Tüm maddeler için temel referans, anlaşmazlık yoğunlaştığında hem Filistinli hem de İsrailli tarafların başvurduğu ve savaşın bittiğini teyit eden ABD Başkanı'nın himayesidir. Problem ise Trump'ın ABD’ye dönmüş olması ve orada federal hükümet krizinin derinleşmiş ve kesinlikle gerekli olan durumlar dışında hükümetin kapanmış olmasıdır.
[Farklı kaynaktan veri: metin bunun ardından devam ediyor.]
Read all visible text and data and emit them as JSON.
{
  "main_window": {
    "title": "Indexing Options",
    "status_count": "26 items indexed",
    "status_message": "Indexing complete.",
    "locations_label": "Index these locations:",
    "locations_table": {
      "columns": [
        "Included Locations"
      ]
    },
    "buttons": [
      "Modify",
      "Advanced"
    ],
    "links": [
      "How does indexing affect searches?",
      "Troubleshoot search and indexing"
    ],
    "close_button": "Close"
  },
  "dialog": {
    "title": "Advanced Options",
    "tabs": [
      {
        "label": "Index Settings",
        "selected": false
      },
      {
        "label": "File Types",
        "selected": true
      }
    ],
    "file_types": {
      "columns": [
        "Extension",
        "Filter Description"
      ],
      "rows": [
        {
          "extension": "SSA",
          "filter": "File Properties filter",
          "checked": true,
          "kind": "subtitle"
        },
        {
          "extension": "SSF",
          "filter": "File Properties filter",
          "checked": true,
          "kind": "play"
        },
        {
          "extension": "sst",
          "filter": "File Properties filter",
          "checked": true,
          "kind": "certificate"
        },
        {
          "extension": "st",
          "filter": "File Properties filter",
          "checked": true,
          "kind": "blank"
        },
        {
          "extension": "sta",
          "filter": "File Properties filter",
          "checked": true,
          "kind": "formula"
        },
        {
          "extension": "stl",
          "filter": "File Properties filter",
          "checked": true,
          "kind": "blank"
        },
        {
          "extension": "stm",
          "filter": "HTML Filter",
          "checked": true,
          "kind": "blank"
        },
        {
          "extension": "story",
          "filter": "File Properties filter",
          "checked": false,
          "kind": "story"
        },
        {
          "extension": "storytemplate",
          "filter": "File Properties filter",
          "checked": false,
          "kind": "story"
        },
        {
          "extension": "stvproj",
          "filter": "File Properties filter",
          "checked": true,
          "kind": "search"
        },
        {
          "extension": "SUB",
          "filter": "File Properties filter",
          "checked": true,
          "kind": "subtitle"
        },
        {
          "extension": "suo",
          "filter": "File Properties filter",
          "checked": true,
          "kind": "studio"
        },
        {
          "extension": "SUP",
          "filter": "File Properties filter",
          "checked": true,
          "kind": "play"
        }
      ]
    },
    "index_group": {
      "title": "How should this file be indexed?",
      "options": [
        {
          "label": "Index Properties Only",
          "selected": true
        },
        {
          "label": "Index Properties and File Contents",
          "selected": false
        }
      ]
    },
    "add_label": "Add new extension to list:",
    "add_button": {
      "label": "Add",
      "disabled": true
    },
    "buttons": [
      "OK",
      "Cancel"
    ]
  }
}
Üstelik Ukrayna krizi, ABD'nin barışı sağlama becerisini test eden rolü ile kendisini bir kez daha dayatmaya başladı.

Aslında bu makale kritik bir hafta öncesinde yazılıyor ve Trump, kızı Ivanka'nın eşi Jared Kushner'ı Steve Witkoff ve Dışişleri Bakanı Marco Rubio ile birlikte temsilcisi olarak atamış olmasına rağmen gittikçe daha da kritik hale geliyor. Bu isimler şu anda, Filistin halkının tek meşru temsilcisi olan, ancak savaşın bir parçası olmayan meşru bir otoriteden oluşan mevcut Filistin durumunun karmaşık düğümlerini çözmeye çalışıyorlar.

Hamas, Oslo Anlaşması uyarınca belirlenen Filistin topraklarından koparılan Gazze'de kendisi için başka bir otorite kurdu; sahada fiili bir otorite konumunda ve yeni sona eren savaşta silahına sıkı sıkıya bağlı. Bu dönüm noktasında durum -ateşkes ile alevlenme tehlikesi taşıyan bir ateşkes biçimi arasında- Başkan Trump'ın ziyareti ve vaatlerinin ardından oluşan büyük umutları pek desteklemiyor. İşler şimdi Şarm el-Şeyh konferansındaki garantörlerin düğümleri çözmesini veya istikrarı sağlamakla ilgilenen Arap devletlerinin önce Filistinliler arasında, sonra da Hamas veya Filistin Ulusal Otoritesi (veya her ikisi) ile İsrail arasında bu düğümleri çözme görevini üstlenmesini gerektiriyor.